To maintain today’s high standard of supply availability, new concepts for flexibility provision have to be developed in this context. The creation of new flexibility options, which can be provided by generator side as well as demand side, requires sophisticated information and communication technologies (ICT) to achieve the high information density needed. Furthermore, sector coupling happens not only on the primary physical part, but also on the secondary digital part. Fig. 1 below depicts these two coupling paths.
Energy transition and sector coupling requires not only changes on the physical and digital side, but also on the market side. Detailed availability of data, e.g. due to the ongoing roll out of smart meters, and the lack of tradability with small amounts of energy produced by DER will result in possible new market concepts. One example for this are virtual power plants, which make use of geographically distributed producer and pooling effects in form of combination of different technologies and more precise forecast possibilities due to stochastic effects.

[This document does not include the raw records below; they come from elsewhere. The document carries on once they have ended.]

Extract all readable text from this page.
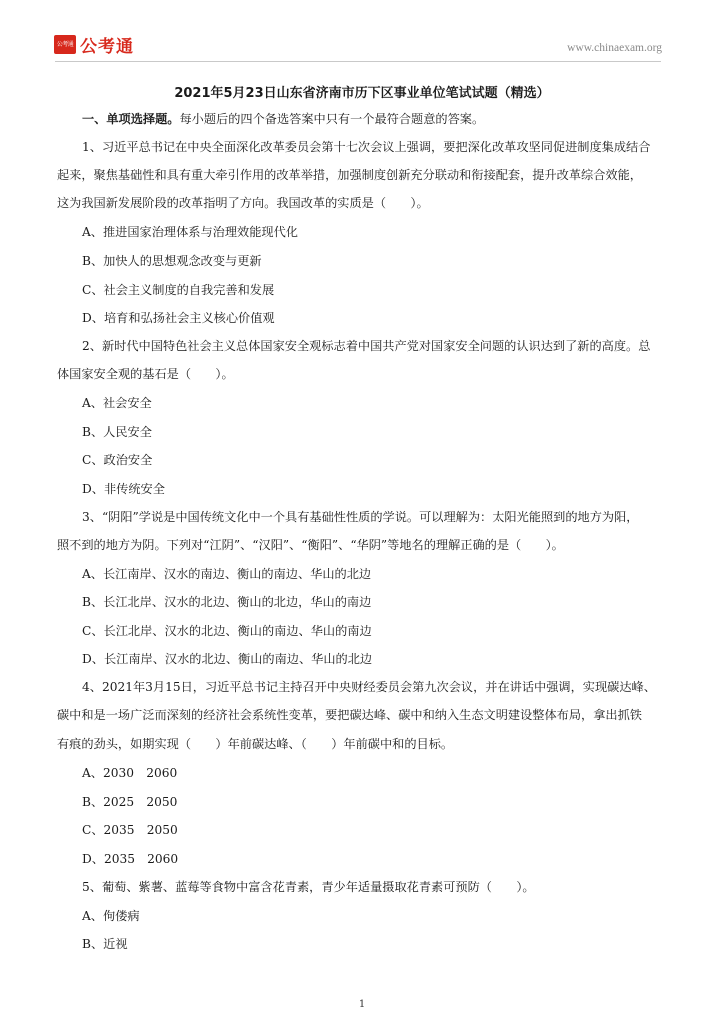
公考通 公考通	www.chinaexam.org
2021年5月23日山东省济南市历下区事业单位笔试试题（精选）
一、单项选择题。每小题后的四个备选答案中只有一个最符合题意的答案。
1、习近平总书记在中央全面深化改革委员会第十七次会议上强调，要把深化改革攻坚同促进制度集成结合
起来，聚焦基础性和具有重大牵引作用的改革举措，加强制度创新充分联动和衔接配套，提升改革综合效能，
这为我国新发展阶段的改革指明了方向。我国改革的实质是（　　）。
A、推进国家治理体系与治理效能现代化
B、加快人的思想观念改变与更新
C、社会主义制度的自我完善和发展
D、培育和弘扬社会主义核心价值观
2、新时代中国特色社会主义总体国家安全观标志着中国共产党对国家安全问题的认识达到了新的高度。总
体国家安全观的基石是（　　）。
A、社会安全
B、人民安全
C、政治安全
D、非传统安全
3、“阴阳”学说是中国传统文化中一个具有基础性性质的学说。可以理解为：太阳光能照到的地方为阳，
照不到的地方为阴。下列对“江阴”、“汉阳”、“衡阳”、“华阴”等地名的理解正确的是（　　）。
A、长江南岸、汉水的南边、衡山的南边、华山的北边
B、长江北岸、汉水的北边、衡山的北边，华山的南边
C、长江北岸、汉水的北边、衡山的南边、华山的南边
D、长江南岸、汉水的北边、衡山的南边、华山的北边
4、2021年3月15日，习近平总书记主持召开中央财经委员会第九次会议，并在讲话中强调，实现碳达峰、
碳中和是一场广泛而深刻的经济社会系统性变革，要把碳达峰、碳中和纳入生态文明建设整体布局，拿出抓铁
有痕的劲头，如期实现（　　）年前碳达峰、（　　）年前碳中和的目标。
A、2030　2060
B、2025　2050
C、2035　2050
D、2035　2060
5、葡萄、紫薯、蓝莓等食物中富含花青素，青少年适量摄取花青素可预防（　　）。
A、佝偻病
B、近视
1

Despite a large number of existing energy models, these mostly consider only one sector. As soon as more sectors participate in the modelled energy provision, modeling depth decreases due to complexity and computational cost. Although simplifications led to the possibility of simulating the overall system, this approach diminishes the result accuracy. Market-related considerations are also often considered specifically for individual sectors. The goal of this project is to develop a co-simulation platform that takes dynamic effects on the physical side into account and is capable of simulating event based ICT models and protocols. Furthermore, optimization algorithms are developed and investigated which allow simulation of coupled effects for this holistic approach and derive optimal operating conditions on the background of the German energy policy goal triangle.
Fig. 1: Modeling approach for cyber physical energy systems.